Every so often Mario, like a nervous, sweaty, uncomfortable dad sitting his kids down to give them "the talk," tries to teach us something. He doesn't like this, and neither do we. He feels that it's his obligation. And it's not that he teaches us about jump stamina or koopa murder. He does that all the time, and we all love it. No, no, no. Sometimes he tries to teach us other stuff. Like, real stuff.

There are several self-consciously educational entries in the long list of Mario games. Mario desperately tries to get your WPM count up so you can land some kind of halfway respectable job in Mario Teaches Typing. In Mario's Time Machine, instead of going back in the titular machine and killing Hitler (or at least Mussolini) like anybody with a soul and a time machine would do, Mario just goes on a painfully informative scavenger hunt.

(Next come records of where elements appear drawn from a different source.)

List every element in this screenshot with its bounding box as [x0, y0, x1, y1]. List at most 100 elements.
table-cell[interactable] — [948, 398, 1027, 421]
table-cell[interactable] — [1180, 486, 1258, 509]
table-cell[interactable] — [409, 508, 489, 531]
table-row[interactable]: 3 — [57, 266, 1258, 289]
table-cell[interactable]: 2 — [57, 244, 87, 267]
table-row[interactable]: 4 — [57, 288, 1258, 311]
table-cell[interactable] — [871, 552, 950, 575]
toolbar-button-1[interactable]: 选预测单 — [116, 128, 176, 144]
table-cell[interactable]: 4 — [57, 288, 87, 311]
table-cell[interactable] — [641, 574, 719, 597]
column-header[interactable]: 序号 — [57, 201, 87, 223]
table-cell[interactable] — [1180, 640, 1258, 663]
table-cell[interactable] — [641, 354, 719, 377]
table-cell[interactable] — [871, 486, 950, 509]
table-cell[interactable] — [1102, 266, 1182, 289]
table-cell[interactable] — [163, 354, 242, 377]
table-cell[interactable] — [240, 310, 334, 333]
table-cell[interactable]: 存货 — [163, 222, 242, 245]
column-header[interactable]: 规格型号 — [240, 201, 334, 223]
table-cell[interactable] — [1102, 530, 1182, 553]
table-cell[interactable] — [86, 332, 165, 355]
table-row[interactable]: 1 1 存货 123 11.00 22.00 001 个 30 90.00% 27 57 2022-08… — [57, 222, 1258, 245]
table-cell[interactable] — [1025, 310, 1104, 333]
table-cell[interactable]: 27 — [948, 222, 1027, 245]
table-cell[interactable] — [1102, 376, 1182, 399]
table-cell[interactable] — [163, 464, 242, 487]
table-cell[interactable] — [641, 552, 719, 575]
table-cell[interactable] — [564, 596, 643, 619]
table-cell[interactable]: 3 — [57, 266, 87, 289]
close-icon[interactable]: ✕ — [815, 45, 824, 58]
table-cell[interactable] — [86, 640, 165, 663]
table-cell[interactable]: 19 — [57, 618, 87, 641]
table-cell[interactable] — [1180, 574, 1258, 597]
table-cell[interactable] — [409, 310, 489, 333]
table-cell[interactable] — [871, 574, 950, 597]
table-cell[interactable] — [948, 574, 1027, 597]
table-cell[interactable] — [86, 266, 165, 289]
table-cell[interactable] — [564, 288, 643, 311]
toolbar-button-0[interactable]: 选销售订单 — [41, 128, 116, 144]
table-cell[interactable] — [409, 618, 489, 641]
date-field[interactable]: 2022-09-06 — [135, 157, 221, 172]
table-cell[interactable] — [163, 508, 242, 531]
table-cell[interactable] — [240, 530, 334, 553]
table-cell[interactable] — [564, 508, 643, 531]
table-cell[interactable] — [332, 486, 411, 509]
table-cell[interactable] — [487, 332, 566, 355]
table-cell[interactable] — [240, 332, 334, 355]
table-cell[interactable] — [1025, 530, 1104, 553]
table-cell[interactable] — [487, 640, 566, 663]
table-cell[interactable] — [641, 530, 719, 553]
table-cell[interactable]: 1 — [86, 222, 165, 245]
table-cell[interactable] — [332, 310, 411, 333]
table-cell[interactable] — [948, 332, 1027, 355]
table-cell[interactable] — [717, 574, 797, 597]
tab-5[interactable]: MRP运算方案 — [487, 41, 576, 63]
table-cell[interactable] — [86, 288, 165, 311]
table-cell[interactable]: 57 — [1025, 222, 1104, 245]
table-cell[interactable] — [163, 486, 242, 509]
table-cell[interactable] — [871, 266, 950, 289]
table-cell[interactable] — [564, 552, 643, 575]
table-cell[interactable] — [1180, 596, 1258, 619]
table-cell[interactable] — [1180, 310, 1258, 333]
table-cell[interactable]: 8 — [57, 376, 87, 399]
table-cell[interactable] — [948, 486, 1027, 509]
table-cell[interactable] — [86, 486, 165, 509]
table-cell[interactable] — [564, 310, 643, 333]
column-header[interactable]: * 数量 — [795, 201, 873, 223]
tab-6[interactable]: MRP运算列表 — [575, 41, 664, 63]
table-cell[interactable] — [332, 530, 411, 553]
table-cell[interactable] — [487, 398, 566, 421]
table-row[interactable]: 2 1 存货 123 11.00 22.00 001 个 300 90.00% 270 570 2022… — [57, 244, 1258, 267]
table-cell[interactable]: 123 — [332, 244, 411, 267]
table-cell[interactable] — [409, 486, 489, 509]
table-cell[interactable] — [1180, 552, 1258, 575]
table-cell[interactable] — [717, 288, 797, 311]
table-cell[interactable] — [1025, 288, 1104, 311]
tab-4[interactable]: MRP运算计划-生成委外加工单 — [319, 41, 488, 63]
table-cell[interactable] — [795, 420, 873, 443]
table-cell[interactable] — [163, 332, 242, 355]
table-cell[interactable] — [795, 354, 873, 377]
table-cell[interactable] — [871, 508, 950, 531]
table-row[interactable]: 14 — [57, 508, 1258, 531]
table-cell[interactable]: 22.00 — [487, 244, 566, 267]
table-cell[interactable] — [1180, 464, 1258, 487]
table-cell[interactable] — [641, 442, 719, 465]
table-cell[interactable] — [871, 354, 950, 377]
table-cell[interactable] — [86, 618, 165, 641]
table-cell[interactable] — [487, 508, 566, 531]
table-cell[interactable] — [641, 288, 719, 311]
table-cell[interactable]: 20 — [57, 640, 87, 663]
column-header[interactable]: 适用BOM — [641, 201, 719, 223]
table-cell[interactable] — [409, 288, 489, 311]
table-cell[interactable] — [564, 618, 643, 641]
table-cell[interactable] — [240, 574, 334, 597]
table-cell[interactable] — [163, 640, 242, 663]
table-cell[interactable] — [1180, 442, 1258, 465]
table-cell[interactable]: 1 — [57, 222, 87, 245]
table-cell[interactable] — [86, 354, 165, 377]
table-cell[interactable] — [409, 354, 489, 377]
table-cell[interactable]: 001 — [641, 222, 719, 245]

Perhaps there will be a time when we discuss more in depth those two attempts to educate gamers using Mario lore as a cover. But right now, we're going to focus on the SNES version of Mario is Missing!

Mario is Missing! is essentially an hours-long lecture about geography and world history given by Luigi. If you completed this game as a child, you either had an immense yearning to become an anthropologist at an early age or you had a gun to your head. You do have to hand it to Mario is Missing!, though -- it did teach us a lot. Sometimes it taught us things it wasn't even trying to teach us.